The end of summer is always nice at work since people are all away on vacation and it’s so relaxing in the office. It’s awesome since I only went into work a handful of times the past two weeks, which really worked out since my nausea started to really kick in at around week 8. My long commute to and from work is taking a toll on my body bit by bit. It’s actually not so much the length of the commute; it’s more so the stop-and-go motion of the bus. By the time I get out I want to head to straight to a bathroom and hurl. Speaking of, I haven’t been throwing up. At all. Which is really great. In fact, I have slight nausea here and there and the occasional headache (and an uncomfortable feeling in my lower back) but other than that, it’s been pretty easy going. Also probably cause I’ve been sleeping for 10 hours at home each day. Ha.
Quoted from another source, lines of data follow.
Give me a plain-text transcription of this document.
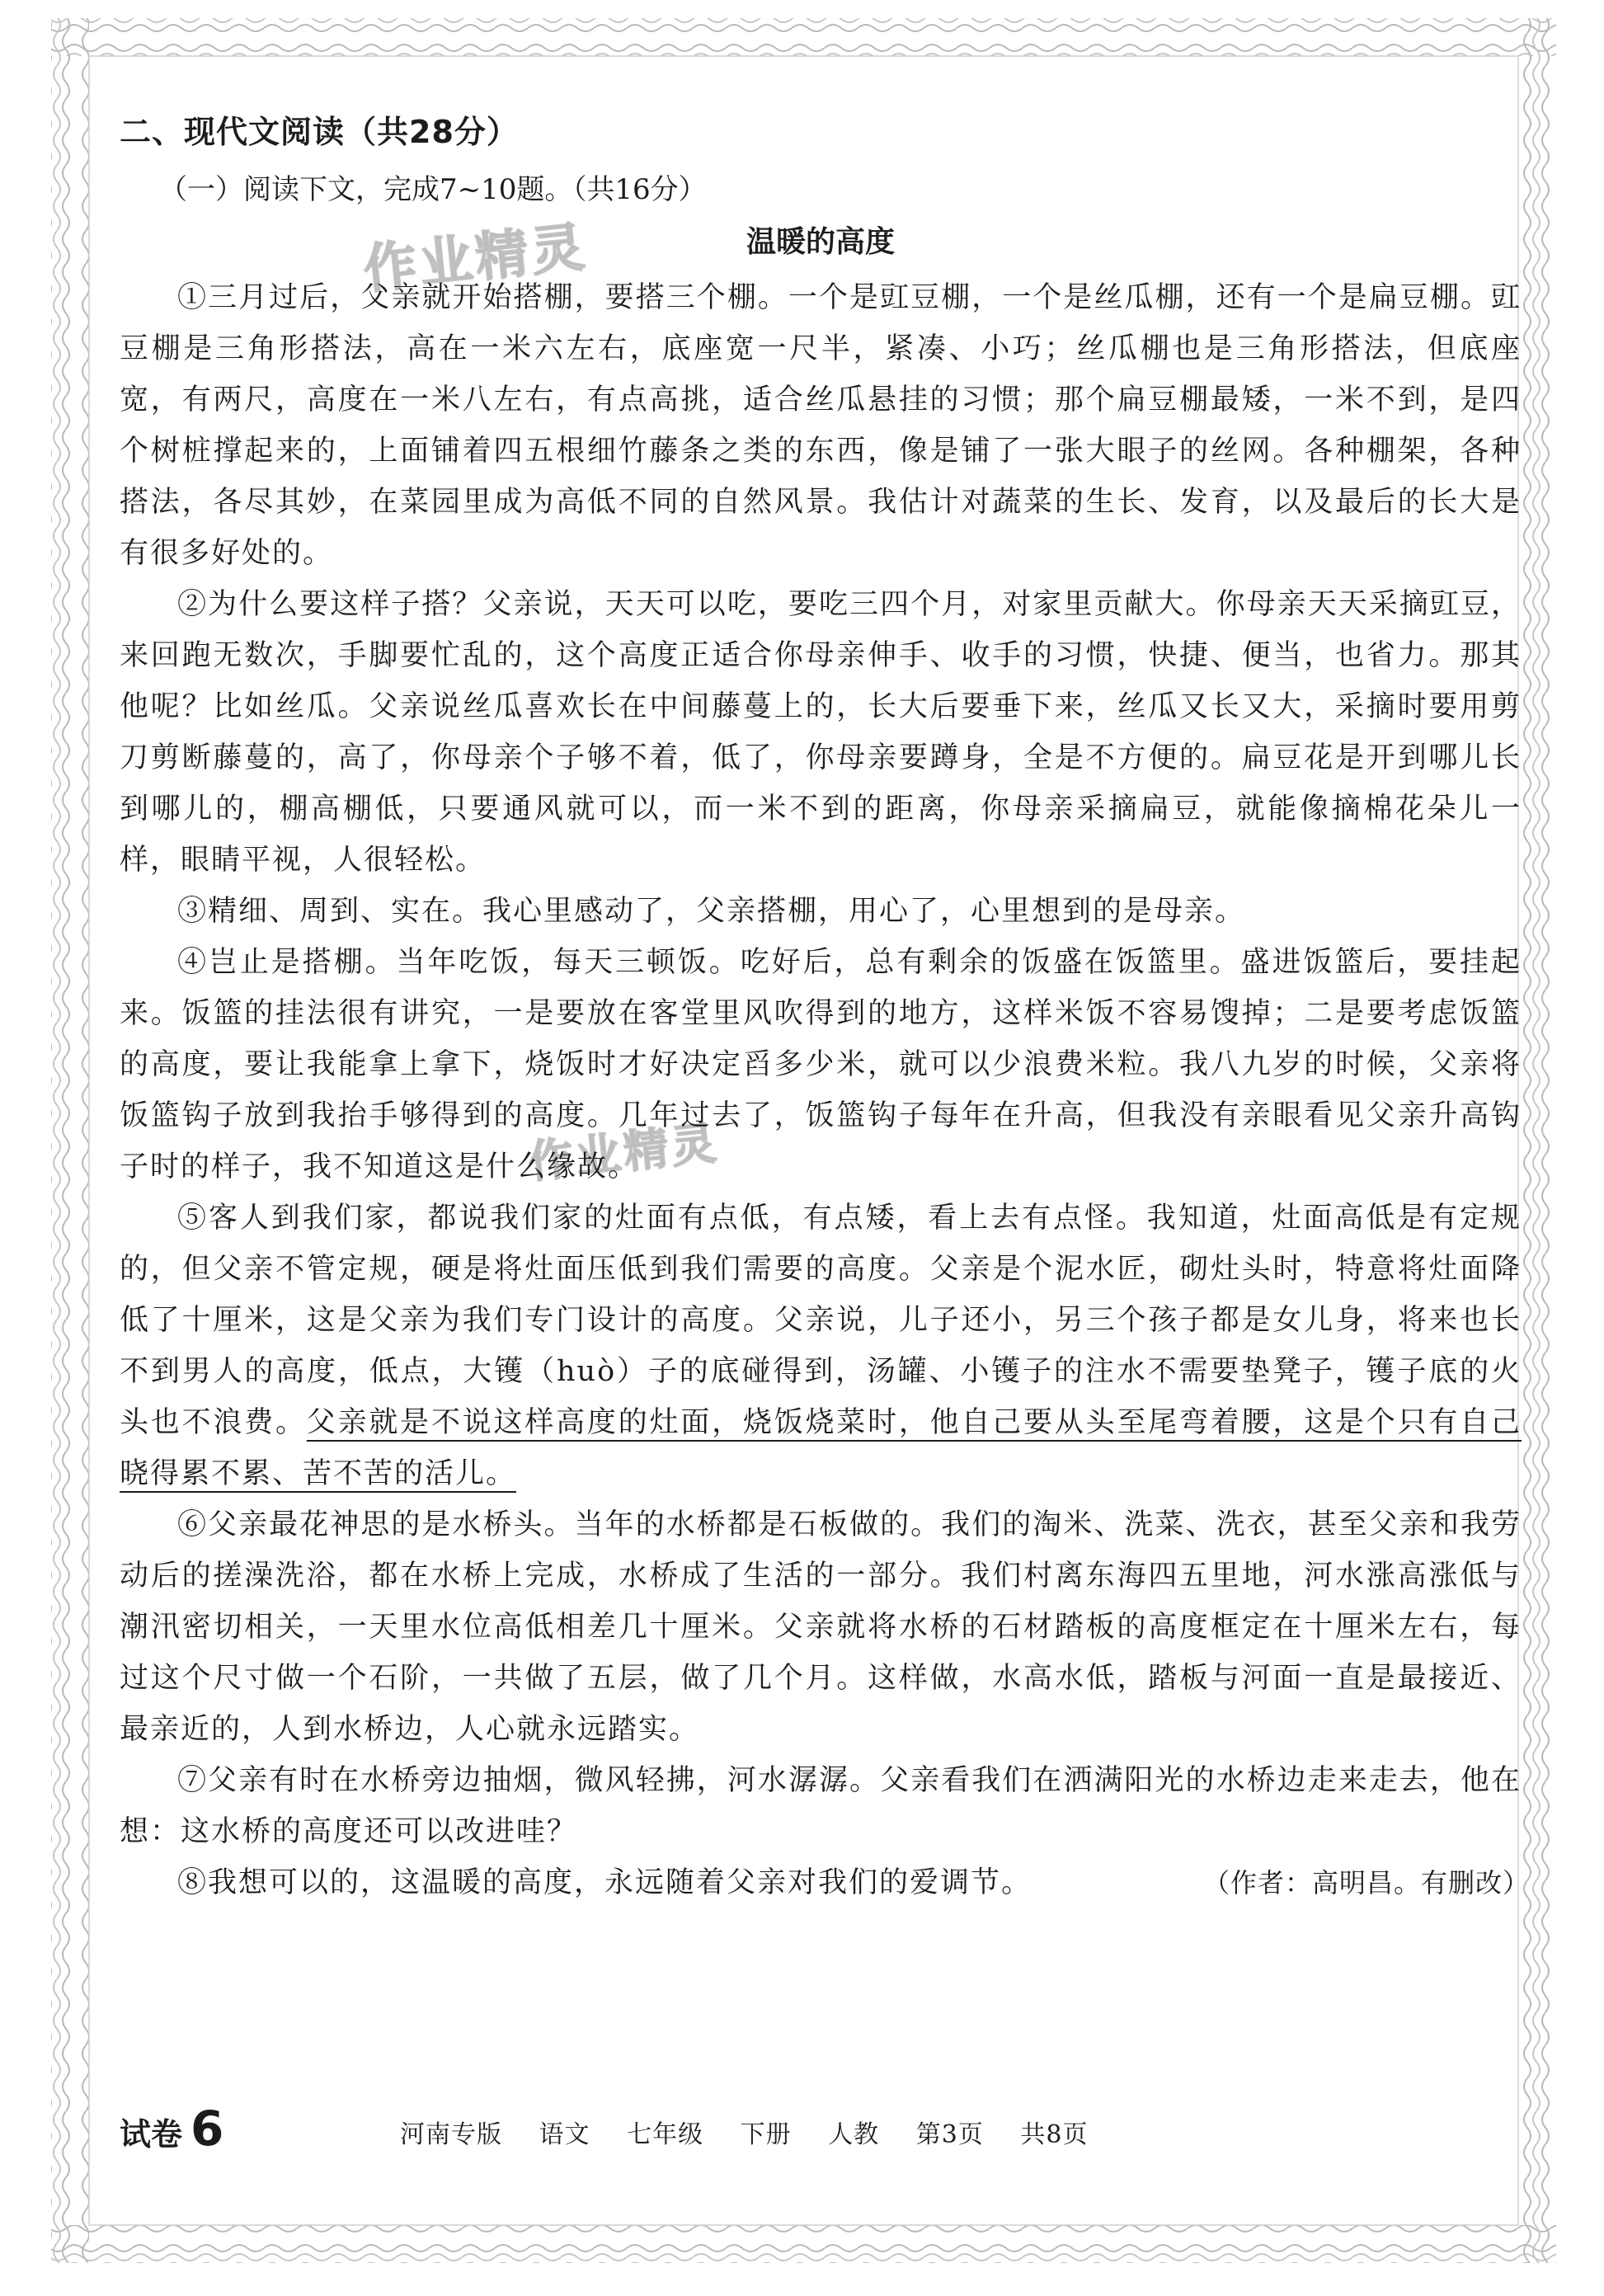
作业精灵
作业精灵
二、现代文阅读（共28分）
（一）阅读下文，完成7~10题。（共16分）
温暖的高度

①三月过后，父亲就开始搭棚，要搭三个棚。一个是豇豆棚，一个是丝瓜棚，还有一个是扁豆棚。豇豆棚是三角形搭法，高在一米六左右，底座宽一尺半，紧凑、小巧；丝瓜棚也是三角形搭法，但底座宽，有两尺，高度在一米八左右，有点高挑，适合丝瓜悬挂的习惯；那个扁豆棚最矮，一米不到，是四个树桩撑起来的，上面铺着四五根细竹藤条之类的东西，像是铺了一张大眼子的丝网。各种棚架，各种搭法，各尽其妙，在菜园里成为高低不同的自然风景。我估计对蔬菜的生长、发育，以及最后的长大是有很多好处的。

②为什么要这样子搭？父亲说，天天可以吃，要吃三四个月，对家里贡献大。你母亲天天采摘豇豆，来回跑无数次，手脚要忙乱的，这个高度正适合你母亲伸手、收手的习惯，快捷、便当，也省力。那其他呢？比如丝瓜。父亲说丝瓜喜欢长在中间藤蔓上的，长大后要垂下来，丝瓜又长又大，采摘时要用剪刀剪断藤蔓的，高了，你母亲个子够不着，低了，你母亲要蹲身，全是不方便的。扁豆花是开到哪儿长到哪儿的，棚高棚低，只要通风就可以，而一米不到的距离，你母亲采摘扁豆，就能像摘棉花朵儿一样，眼睛平视，人很轻松。

③精细、周到、实在。我心里感动了，父亲搭棚，用心了，心里想到的是母亲。

④岂止是搭棚。当年吃饭，每天三顿饭。吃好后，总有剩余的饭盛在饭篮里。盛进饭篮后，要挂起来。饭篮的挂法很有讲究，一是要放在客堂里风吹得到的地方，这样米饭不容易馊掉；二是要考虑饭篮的高度，要让我能拿上拿下，烧饭时才好决定舀多少米，就可以少浪费米粒。我八九岁的时候，父亲将饭篮钩子放到我抬手够得到的高度。几年过去了，饭篮钩子每年在升高，但我没有亲眼看见父亲升高钩子时的样子，我不知道这是什么缘故。

⑤客人到我们家，都说我们家的灶面有点低，有点矮，看上去有点怪。我知道，灶面高低是有定规的，但父亲不管定规，硬是将灶面压低到我们需要的高度。父亲是个泥水匠，砌灶头时，特意将灶面降低了十厘米，这是父亲为我们专门设计的高度。父亲说，儿子还小，另三个孩子都是女儿身，将来也长不到男人的高度，低点，大镬（huò）子的底碰得到，汤罐、小镬子的注水不需要垫凳子，镬子底的火头也不浪费。父亲就是不说这样高度的灶面，烧饭烧菜时，他自己要从头至尾弯着腰，这是个只有自己晓得累不累、苦不苦的活儿。

⑥父亲最花神思的是水桥头。当年的水桥都是石板做的。我们的淘米、洗菜、洗衣，甚至父亲和我劳动后的搓澡洗浴，都在水桥上完成，水桥成了生活的一部分。我们村离东海四五里地，河水涨高涨低与潮汛密切相关，一天里水位高低相差几十厘米。父亲就将水桥的石材踏板的高度框定在十厘米左右，每过这个尺寸做一个石阶，一共做了五层，做了几个月。这样做，水高水低，踏板与河面一直是最接近、最亲近的，人到水桥边，人心就永远踏实。

⑦父亲有时在水桥旁边抽烟，微风轻拂，河水潺潺。父亲看我们在洒满阳光的水桥边走来走去，他在想：这水桥的高度还可以改进哇？

⑧我想可以的，这温暖的高度，永远随着父亲对我们的爱调节。	（作者：高明昌。有删改）
试卷 6	河南专版 语文 七年级 下册 人教 第3页 共8页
My appetite this past week was out of control. All I wanted to eat was fried, nasty grease. Kid you not. White Castle burgers, McDonald’s French fries, pad thai and tonkatsu were on my mind. And I generally don’t like fried, oily foods but something in my gut—literally—kept craving it. I’m pretty sure I’ve packed on like 7 pounds since my last doctor’s visit. I’m scared to step on a scale tomorrow.

Going back to my last doctor’s visit… so we went to Dr. Chong for my first prenatal visit. Let’s just say, that’s the last time I’ll be seeing him. He was fine, but that was the most perfunctory exam I’ve ever received. And it almost felt like he was uncomfortable looking at me (you know where). How’s the dude supposed to deliver my baby if he can’t look at me down there with a straight face? Plus, he’s way too Koreanized for my taste (he gave me a pamphlet in Korean). The only cool part was that we got to see our baby on the screen and hear his/her heartbeat! It was a crazy experience for sure. So tomorrow we go see Dr. Amerson, which I’m kind of excited about. I’m hoping we’ll get to see the baby on the screen again. I think it should look less like a tadpole now.